Lebensende

Die Kessler-Zwillinge – gemeinsam in den Tod

Jeder Augenblick im Leben ist ein Schritt zum Tode hin.
(Pierre Corneille, franz. Autor, 1606 -.1684)

Ich komme nicht umhin zu zugeben, dass mich der gewählte Freitod von Alice und Ellen Kessler ziemlich beschäftigt. Sie waren Teil meiner Kindheit – immer im TV präsent. Selbst meine italienische Verwandschaft schwärmte von der Bellezza der deutschen Mädels, die beide eine zeitlang in Rom lebten. Nun ist der Vorhang gefallen – nein, sie haben ihn im Alter von 89 Jahren selbst zugezogen. Mit Unterstützumg der Deutschen Gesellschaft für humanes Sterben (DGHS) sind sie am 17.11.2025 in den assistierten Freitod gegangen. Nur ein Datum in einem Kalender- für die Kesslers ein Tag, den sie bewusst zum Sterben wählten.
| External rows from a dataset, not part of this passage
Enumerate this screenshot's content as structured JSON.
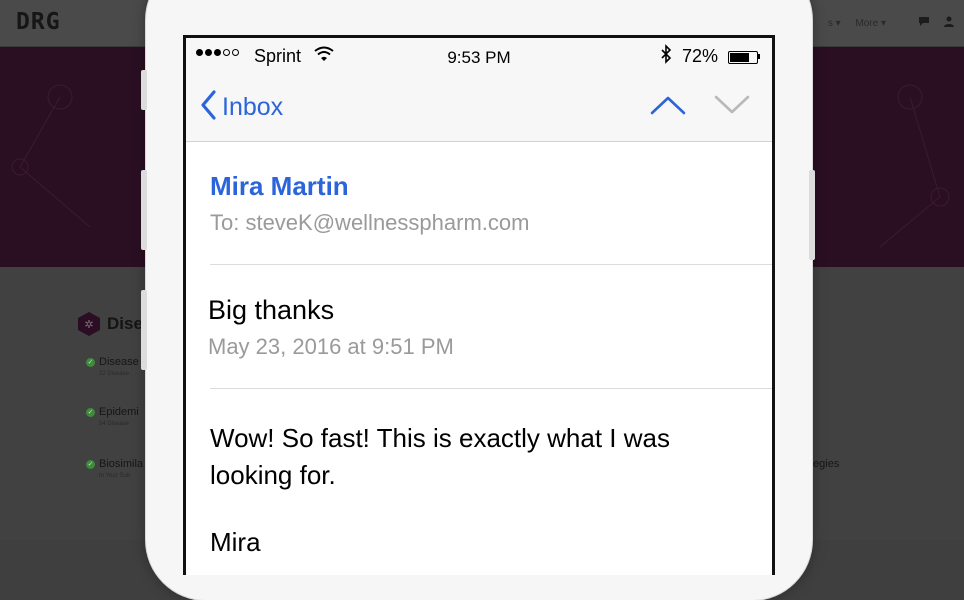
{
  "website": {
    "logo": "DRG",
    "nav": [
      "s ▾",
      "More ▾"
    ],
    "section_title": "Dise",
    "items": [
      {
        "label": "Disease",
        "sub": "22 Disease"
      },
      {
        "label": "Epidemi",
        "sub": "54 Disease"
      },
      {
        "label": "Biosimila",
        "sub": "In Your Sub"
      }
    ],
    "right_text": "tegies"
  },
  "status_bar": {
    "carrier": "Sprint",
    "time": "9:53 PM",
    "battery_percent_text": "72%",
    "battery_level": 0.72,
    "signal_bars_filled": 3,
    "signal_bars_total": 5
  },
  "nav": {
    "back_label": "Inbox",
    "accent_color": "#2b65d9"
  },
  "message": {
    "sender": "Mira Martin",
    "recipient": "To: steveK@wellnesspharm.com",
    "subject": "Big thanks",
    "date": "May 23, 2016 at 9:51 PM",
    "body": "Wow! So fast! This is exactly what I was looking for.",
    "signoff": "Mira"
  },
  "icons": [
    "chevron-left-icon",
    "chevron-up-icon",
    "chevron-down-icon",
    "wifi-icon",
    "bluetooth-icon",
    "battery-icon"
  ]
}
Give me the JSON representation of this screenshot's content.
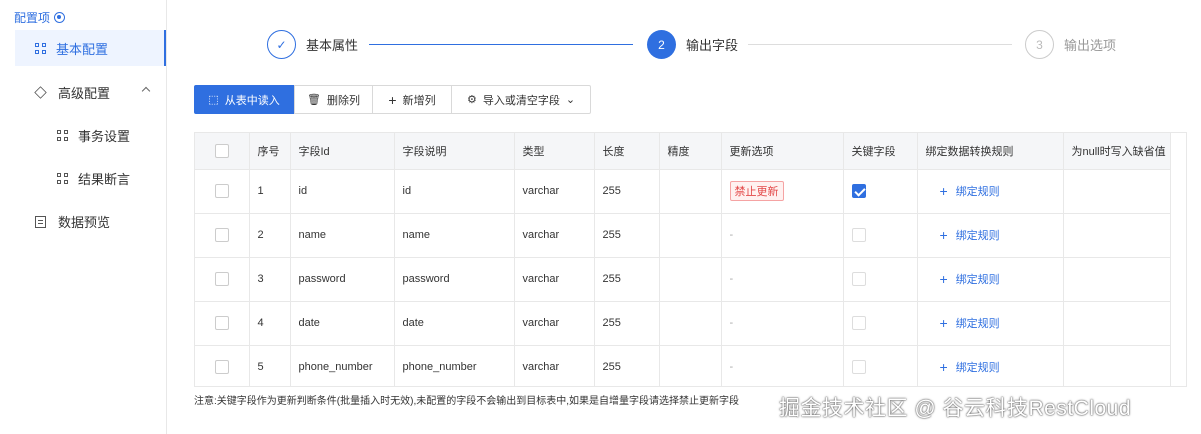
{
  "sidebar": {
    "title": "配置项",
    "items": [
      {
        "label": "基本配置",
        "active": true
      },
      {
        "label": "高级配置"
      },
      {
        "label": "事务设置"
      },
      {
        "label": "结果断言"
      },
      {
        "label": "数据预览"
      }
    ]
  },
  "steps": [
    {
      "number": "✓",
      "label": "基本属性",
      "state": "done"
    },
    {
      "number": "2",
      "label": "输出字段",
      "state": "active"
    },
    {
      "number": "3",
      "label": "输出选项",
      "state": "pending"
    }
  ],
  "toolbar": {
    "read_from_table": "从表中读入",
    "delete_column": "删除列",
    "add_column": "新增列",
    "import_or_clear": "导入或清空字段"
  },
  "table": {
    "headers": [
      "序号",
      "字段Id",
      "字段说明",
      "类型",
      "长度",
      "精度",
      "更新选项",
      "关键字段",
      "绑定数据转换规则",
      "为null时写入缺省值"
    ],
    "rows": [
      {
        "index": "1",
        "field_id": "id",
        "description": "id",
        "type": "varchar",
        "length": "255",
        "precision": "",
        "update_option": "禁止更新",
        "key": true,
        "bind": "绑定规则"
      },
      {
        "index": "2",
        "field_id": "name",
        "description": "name",
        "type": "varchar",
        "length": "255",
        "precision": "",
        "update_option": "-",
        "key": false,
        "bind": "绑定规则"
      },
      {
        "index": "3",
        "field_id": "password",
        "description": "password",
        "type": "varchar",
        "length": "255",
        "precision": "",
        "update_option": "-",
        "key": false,
        "bind": "绑定规则"
      },
      {
        "index": "4",
        "field_id": "date",
        "description": "date",
        "type": "varchar",
        "length": "255",
        "precision": "",
        "update_option": "-",
        "key": false,
        "bind": "绑定规则"
      },
      {
        "index": "5",
        "field_id": "phone_number",
        "description": "phone_number",
        "type": "varchar",
        "length": "255",
        "precision": "",
        "update_option": "-",
        "key": false,
        "bind": "绑定规则"
      }
    ]
  },
  "note": "注意:关键字段作为更新判断条件(批量插入时无效),未配置的字段不会输出到目标表中,如果是自增量字段请选择禁止更新字段",
  "watermark": "掘金技术社区 @ 谷云科技RestCloud",
  "colors": {
    "accent": "#2f6fe0",
    "danger": "#e34a4a"
  }
}
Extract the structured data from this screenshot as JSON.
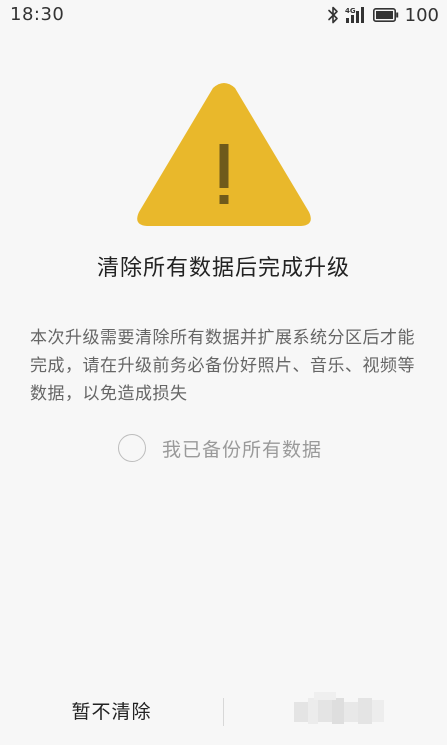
{
  "status_bar": {
    "time": "18:30",
    "network": "4G",
    "battery": "100"
  },
  "icons": {
    "warning": "warning-triangle-icon",
    "bluetooth": "bluetooth-icon",
    "signal": "signal-icon",
    "battery": "battery-icon"
  },
  "colors": {
    "warning": "#E9B82B",
    "exclamation": "#6F5A1B",
    "background": "#F7F7F7"
  },
  "dialog": {
    "title": "清除所有数据后完成升级",
    "description": "本次升级需要清除所有数据并扩展系统分区后才能完成，请在升级前务必备份好照片、音乐、视频等数据，以免造成损失",
    "confirm_label": "我已备份所有数据",
    "confirm_checked": false
  },
  "actions": {
    "skip_label": "暂不清除"
  }
}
Im Netz überschlagen sich die Kommentare zum Tod der beiden Frauen. Von tiefem Verständnis bis zur totalen Ablehnung sind alle Meinungen vertreten. Warum trifft der Suizid-Pakt der Kesslers, die ihr ganzes Leben zusammen verbracht haben, mich so sehr? Hat das vielleicht mehr mit mir zu tun als mit den Frauen selbst?
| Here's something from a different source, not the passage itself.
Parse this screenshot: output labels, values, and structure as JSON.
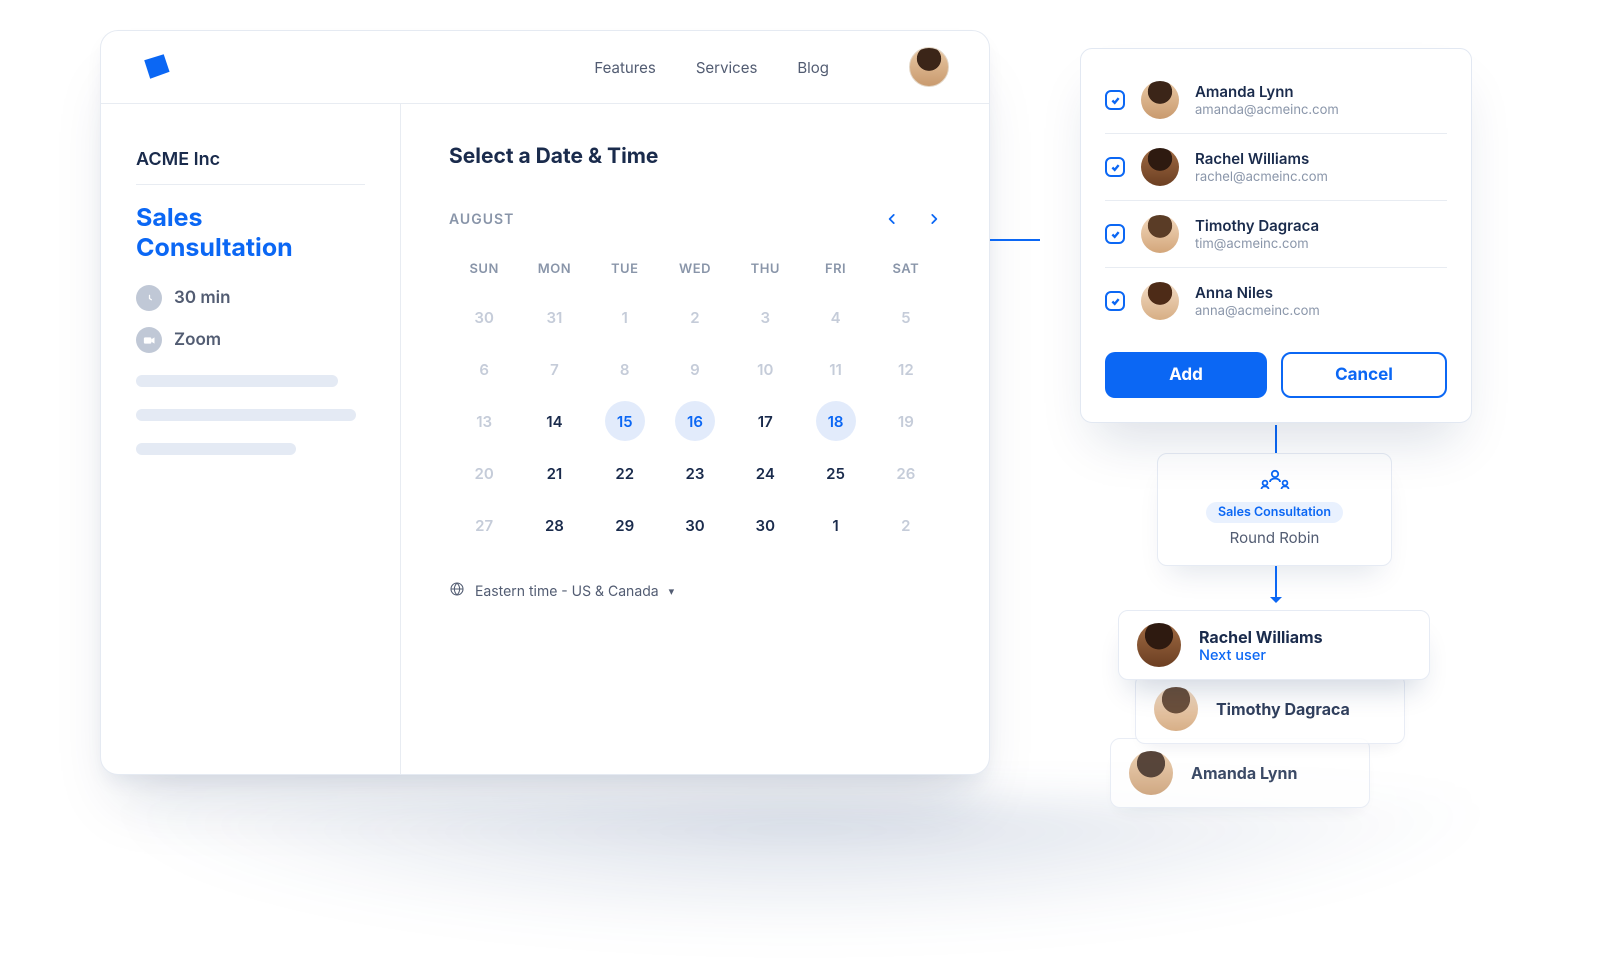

Der Tod so fern und doch so nah

Vielleicht berührt mich dieser gemeinsame Abschied deshalb so stark, weil er mir etwas zeigt, was ich im Alltag weit von mir schiebe: Ausnahmslos jeder – auch ich – wird irgendwann einmal an der Schwelle vom Leben zum Tod stehen – ob er will oder nicht!
Der Freitod der Kesslers ist nicht nur das Ende zweier außergewöhnlichen Biografien. Er ist ein Spiegel für tief menschliche Fragen und Ängste und dem Wunsch nach einem Tod ohne Leiden.

Der Tod ist in unserer Gesellschaft längst kein natürlicher Begleiter mehr – er wird verdrängt und ausgelagert. Er wird medizinisch gelöst – irgendwo hinter verschlossenen Türen – im Krankenhaus, im Seniorenheim oder im Hospitz. Mit der Verbannung des Todes aus unserem Leben haben wir auch die Fähigkeit verloren, ihn einzuordnen – als natürlichen Rhythmus, als etwas, das zu uns dazugehört und dem wir uns stellen können.
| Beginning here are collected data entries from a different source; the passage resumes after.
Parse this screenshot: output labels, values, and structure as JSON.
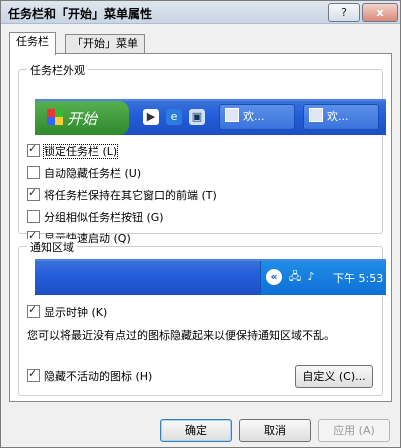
{
  "window": {
    "title": "任务栏和「开始」菜单属性",
    "help_btn": "?",
    "close_btn": "x"
  },
  "tabs": [
    {
      "label": "任务栏"
    },
    {
      "label": "「开始」菜单"
    }
  ],
  "appearance": {
    "legend": "任务栏外观",
    "start_label": "开始",
    "task_buttons": [
      {
        "label": "欢..."
      },
      {
        "label": "欢..."
      }
    ],
    "options": [
      {
        "label": "锁定任务栏 (L)",
        "checked": true
      },
      {
        "label": "自动隐藏任务栏 (U)",
        "checked": false
      },
      {
        "label": "将任务栏保持在其它窗口的前端 (T)",
        "checked": true
      },
      {
        "label": "分组相似任务栏按钮 (G)",
        "checked": false
      },
      {
        "label": "显示快速启动 (Q)",
        "checked": true
      }
    ]
  },
  "notification": {
    "legend": "通知区域",
    "clock": "下午 5:53",
    "show_clock": {
      "label": "显示时钟 (K)",
      "checked": true
    },
    "description": "您可以将最近没有点过的图标隐藏起来以便保持通知区域不乱。",
    "hide_inactive": {
      "label": "隐藏不活动的图标 (H)",
      "checked": true
    },
    "customize_label": "自定义 (C)..."
  },
  "footer": {
    "ok": "确定",
    "cancel": "取消",
    "apply": "应用 (A)"
  }
}
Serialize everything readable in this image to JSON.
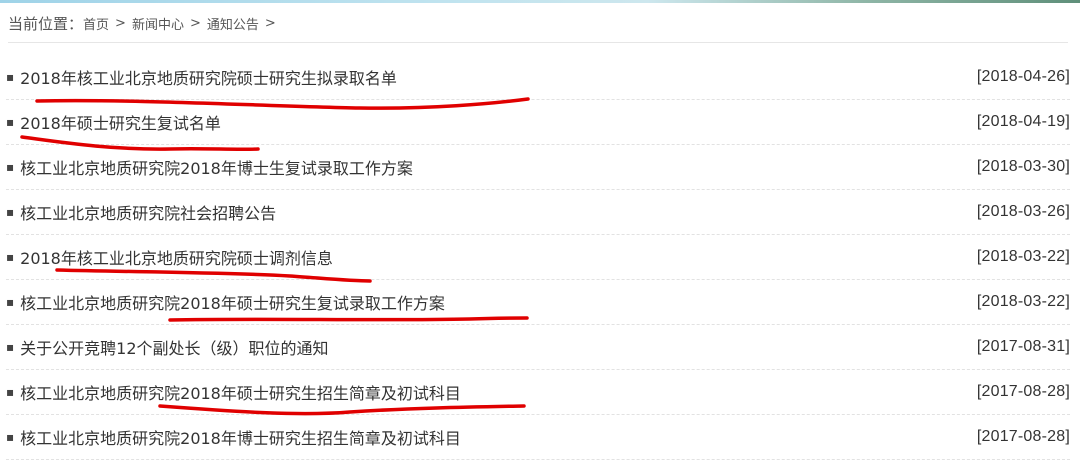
{
  "breadcrumb": {
    "label": "当前位置：",
    "items": [
      "首页",
      "新闻中心",
      "通知公告"
    ],
    "separator": ">"
  },
  "news": [
    {
      "title": "2018年核工业北京地质研究院硕士研究生拟录取名单",
      "date": "[2018-04-26]"
    },
    {
      "title": "2018年硕士研究生复试名单",
      "date": "[2018-04-19]"
    },
    {
      "title": "核工业北京地质研究院2018年博士生复试录取工作方案",
      "date": "[2018-03-30]"
    },
    {
      "title": "核工业北京地质研究院社会招聘公告",
      "date": "[2018-03-26]"
    },
    {
      "title": "2018年核工业北京地质研究院硕士调剂信息",
      "date": "[2018-03-22]"
    },
    {
      "title": "核工业北京地质研究院2018年硕士研究生复试录取工作方案",
      "date": "[2018-03-22]"
    },
    {
      "title": "关于公开竞聘12个副处长（级）职位的通知",
      "date": "[2017-08-31]"
    },
    {
      "title": "核工业北京地质研究院2018年硕士研究生招生简章及初试科目",
      "date": "[2017-08-28]"
    },
    {
      "title": "核工业北京地质研究院2018年博士研究生招生简章及初试科目",
      "date": "[2017-08-28]"
    }
  ],
  "annotation_color": "#e00000"
}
Die Entscheidung der beiden Frauen zwingt mich – zumindest für einen Moment – mich mit Fragen zu beschäftigen, denen ich sonst gerne ausweiche:

  • Wie möchte ich einmal sterben?
  • Möchte ich bis zuletzt alles medizinisch Mögliche?
  • Oder wünsche ich mir einen bewussten, vielleicht sogar geplanten Abschied?
  • Was bedeutet für mich Würde im Alter?
  • Was bedeutet Selbstbestimmung, wenn der Körper langsam seine Dienste einstellt?
  • Und vor allem: Habe ich den Mut, mit meinen Liebsten darüber zu sprechen?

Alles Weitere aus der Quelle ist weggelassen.